The Mercedes-Benz Future Truck 2025 has successfully completed its first journey on a highway in Germany thanks to a newly developed highway pilot system.

The system makes use of already-available driver assist technologies, such as automatic braking, stability control and lane-warning systems, but adds a variety of radars that can see up to 250m of road up ahead, and 60m laterally.

With these, the truck scans the road for potential obstacles and other vehicles, and accelerates, brakes and manoeuvres as required. At the media event demonstration, the truck drove itself on a highway at 85km/h with no driver intervention. However, the technology currently requires a driver for lane changes and overtaking.

A video from the unveiling shows the truck driving down an empty highway before the camera cuts to the driver, who promptly takes his eyes off the road and his hands off the wheel to operate an iPad.

Mercedes-Benz says the highway pilot system will save drivers from having to perform monotonous tasks, while giving them "more time for tasks that were previously handled by office workers at shipping companies".

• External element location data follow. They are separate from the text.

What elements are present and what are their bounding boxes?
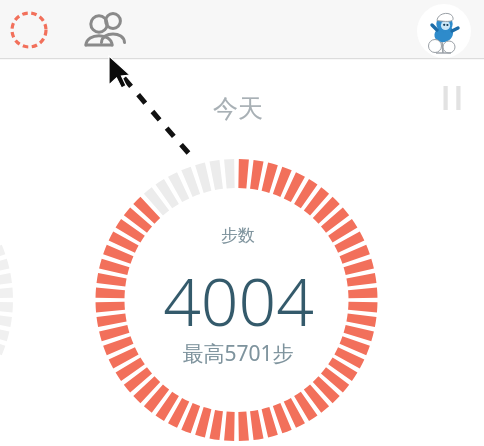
button[interactable]: Friends [78, 10, 128, 50]
staticText: 4004 [163, 255, 314, 327]
staticText: 步数 [221, 225, 255, 246]
button[interactable]: Pause [435, 80, 469, 116]
button[interactable]: Profile [417, 4, 471, 58]
button[interactable]: Activity ring [8, 11, 50, 49]
staticText: 今天 [213, 93, 263, 124]
staticText: 最高5701步 [182, 339, 294, 368]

The system is designed to improve efficiency and safety, but many legislative challenges lie ahead.

"If the legislative framework for autonomous driving can be created quickly, the launch of the highway pilot is conceivable by the middle of the next decade," Daimler management board member Wolfgang Bernhard says.

National Transport Commission (NTC) CEO Paul Retter recently told Owner//Driver Australia’s transport ministers indicated they would like the NTC to examine the costs and potential benefits of autonomous vehicles and related matters.

"In the interim, NTC will continue to collaborate with overseas governments engaged in this type of work," Retter says.

"We believe the chances of success are good, because autonomous driving combines the ability to achieve business and technology objectives with the creation of benefits for society and the environment," Bernhard adds.